A metros de la puerta la detuve con cierta brusquedad. Giró sorprendida. Aferré sus brazos, inmovilizándola para escondernos en las sombras, lejos de la débil luz de antorchas que se acercaba en oleadas. La besé, sin haberlo hecho antes y sin saber cómo hacerlo. Ella no respondió. Su cabeza escapaba hacia atrás. Quería conseguir un beso sorpresivo pero consentido, compartido, como el que corona el final de las películas. Lo intenté de nuevo y de nuevo su cuello se estiró hasta el límite. Sus labios no se movían. La besaba de forma rígida, con un nudo en la garganta, invadido por una sensación de condena, de última oportunidad fallida o desperdiciada.

Hubo un segundo corte y un tercer intento. Tampoco respondió.

La solté entonces. Mis manos dejaron marcas oscuras en sus brazos. Comenzó a caminar para cruzar sola la puerta y entrar en la luz, a su celebración, a su fiesta. Al día siguiente me reprocharían haberla abandonado antes de tiempo, pero no me importaba.
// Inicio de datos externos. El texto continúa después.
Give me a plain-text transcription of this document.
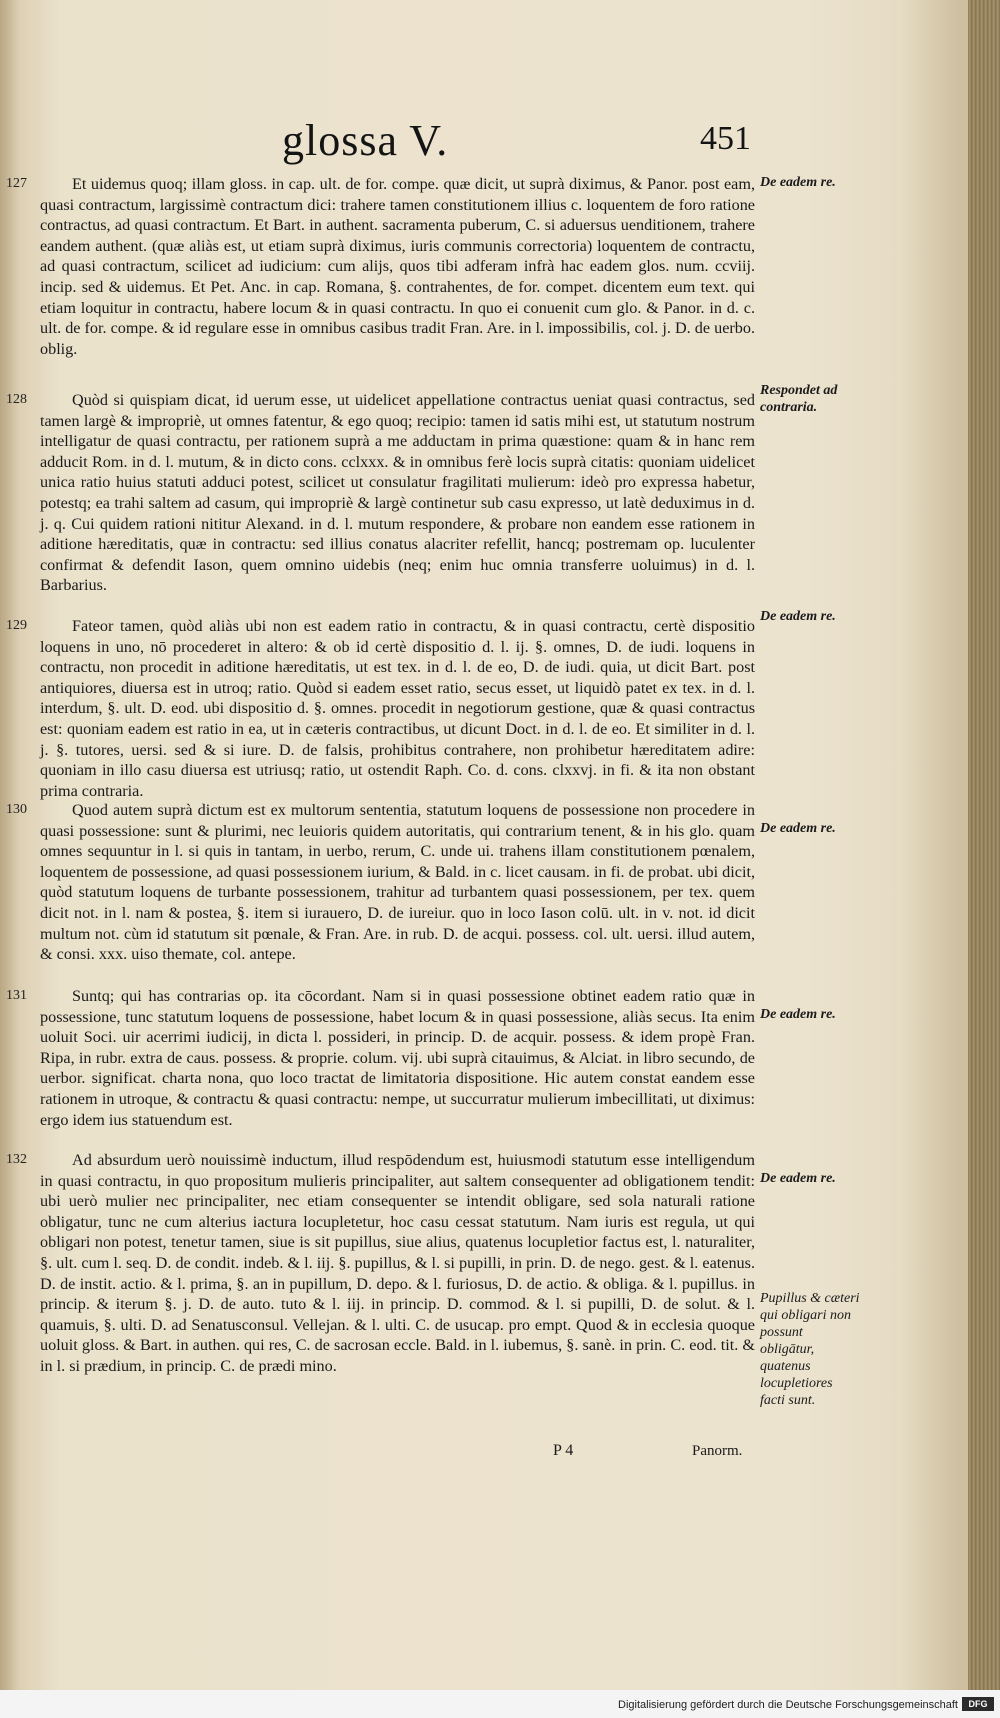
glossa V.	451
127	Et uidemus quoq; illam gloss. in cap. ult. de for. compe. quæ dicit, ut suprà diximus, & Panor. post eam, quasi contractum, largissimè contractum dici: trahere tamen constitutionem illius c. loquentem de foro ratione contractus, ad quasi contractum. Et Bart. in authent. sacramenta puberum, C. si aduersus uenditionem, trahere eandem authent. (quæ aliàs est, ut etiam suprà diximus, iuris communis correctoria) loquentem de contractu, ad quasi contractum, scilicet ad iudicium: cum alijs, quos tibi adferam infrà hac eadem glos. num. ccviij. incip. sed & uidemus. Et Pet. Anc. in cap. Romana, §. contrahentes, de for. compet. dicentem eum text. qui etiam loquitur in contractu, habere locum & in quasi contractu. In quo ei conuenit cum glo. & Panor. in d. c. ult. de for. compe. & id regulare esse in omnibus casibus tradit Fran. Are. in l. impossibilis, col. j. D. de uerbo. oblig.

128	Quòd si quispiam dicat, id uerum esse, ut uidelicet appellatione contractus ueniat quasi contractus, sed tamen largè & impropriè, ut omnes fatentur, & ego quoq; recipio: tamen id satis mihi est, ut statutum nostrum intelligatur de quasi contractu, per rationem suprà a me adductam in prima quæstione: quam & in hanc rem adducit Rom. in d. l. mutum, & in dicto cons. cclxxx. & in omnibus ferè locis suprà citatis: quoniam uidelicet unica ratio huius statuti adduci potest, scilicet ut consulatur fragilitati mulierum: ideò pro expressa habetur, potestq; ea trahi saltem ad casum, qui impropriè & largè continetur sub casu expresso, ut latè deduximus in d. j. q. Cui quidem rationi nititur Alexand. in d. l. mutum respondere, & probare non eandem esse rationem in aditione hæreditatis, quæ in contractu: sed illius conatus alacriter refellit, hancq; postremam op. luculenter confirmat & defendit Iason, quem omnino uidebis (neq; enim huc omnia transferre uoluimus) in d. l. Barbarius.

129	Fateor tamen, quòd aliàs ubi non est eadem ratio in contractu, & in quasi contractu, certè dispositio loquens in uno, nō procederet in altero: & ob id certè dispositio d. l. ij. §. omnes, D. de iudi. loquens in contractu, non procedit in aditione hæreditatis, ut est tex. in d. l. de eo, D. de iudi. quia, ut dicit Bart. post antiquiores, diuersa est in utroq; ratio. Quòd si eadem esset ratio, secus esset, ut liquidò patet ex tex. in d. l. interdum, §. ult. D. eod. ubi dispositio d. §. omnes. procedit in negotiorum gestione, quæ & quasi contractus est: quoniam eadem est ratio in ea, ut in cæteris contractibus, ut dicunt Doct. in d. l. de eo. Et similiter in d. l. j. §. tutores, uersi. sed & si iure. D. de falsis, prohibitus contrahere, non prohibetur hæreditatem adire: quoniam in illo casu diuersa est utriusq; ratio, ut ostendit Raph. Co. d. cons. clxxvj. in fi. & ita non obstant prima contraria.

130	Quod autem suprà dictum est ex multorum sententia, statutum loquens de possessione non procedere in quasi possessione: sunt & plurimi, nec leuioris quidem autoritatis, qui contrarium tenent, & in his glo. quam omnes sequuntur in l. si quis in tantam, in uerbo, rerum, C. unde ui. trahens illam constitutionem pœnalem, loquentem de possessione, ad quasi possessionem iurium, & Bald. in c. licet causam. in fi. de probat. ubi dicit, quòd statutum loquens de turbante possessionem, trahitur ad turbantem quasi possessionem, per tex. quem dicit not. in l. nam & postea, §. item si iurauero, D. de iureiur. quo in loco Iason colū. ult. in v. not. id dicit multum not. cùm id statutum sit pœnale, & Fran. Are. in rub. D. de acqui. possess. col. ult. uersi. illud autem, & consi. xxx. uiso themate, col. antepe.

131	Suntq; qui has contrarias op. ita cōcordant. Nam si in quasi possessione obtinet eadem ratio quæ in possessione, tunc statutum loquens de possessione, habet locum & in quasi possessione, aliàs secus. Ita enim uoluit Soci. uir acerrimi iudicij, in dicta l. possideri, in princip. D. de acquir. possess. & idem propè Fran. Ripa, in rubr. extra de caus. possess. & proprie. colum. vij. ubi suprà citauimus, & Alciat. in libro secundo, de uerbor. significat. charta nona, quo loco tractat de limitatoria dispositione. Hic autem constat eandem esse rationem in utroque, & contractu & quasi contractu: nempe, ut succurratur mulierum imbecillitati, ut diximus: ergo idem ius statuendum est.

132	Ad absurdum uerò nouissimè inductum, illud respōdendum est, huiusmodi statutum esse intelligendum in quasi contractu, in quo propositum mulieris principaliter, aut saltem consequenter ad obligationem tendit: ubi uerò mulier nec principaliter, nec etiam consequenter se intendit obligare, sed sola naturali ratione obligatur, tunc ne cum alterius iactura locupletetur, hoc casu cessat statutum. Nam iuris est regula, ut qui obligari non potest, tenetur tamen, siue is sit pupillus, siue alius, quatenus locupletior factus est, l. naturaliter, §. ult. cum l. seq. D. de condit. indeb. & l. iij. §. pupillus, & l. si pupilli, in prin. D. de nego. gest. & l. eatenus. D. de instit. actio. & l. prima, §. an in pupillum, D. depo. & l. furiosus, D. de actio. & obliga. & l. pupillus. in princip. & iterum §. j. D. de auto. tuto & l. iij. in princip. D. commod. & l. si pupilli, D. de solut. & l. quamuis, §. ulti. D. ad Senatusconsul. Vellejan. & l. ulti. C. de usucap. pro empt. Quod & in ecclesia quoque uoluit gloss. & Bart. in authen. qui res, C. de sacrosan eccle. Bald. in l. iubemus, §. sanè. in prin. C. eod. tit. & in l. si prædium, in princip. C. de prædi mino.

De eadem re.
Respondet ad contraria.
De eadem re.
De eadem re.
De eadem re.
De eadem re.
Pupillus & cæteri qui obligari non possunt obligātur, quatenus locupletiores facti sunt.
P 4	Panorm.
Digitalisierung gefördert durch die Deutsche Forschungsgemeinschaft	DFG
Dio dos pasos. Después giró. Sonreía, creo, pero la luz había quedado detrás suyo y su cara estaba en las sombras. Soltó el nudo que ataba su vestido y lo dejó caer. Mientras pegaba su cuerpo al mío la escuché susurrar:

-Que esperen un poco más.

No quiero pensar que ese final estaba previsto, que era tan sólo la última parte de un ritual tan viejo como el matrimonio.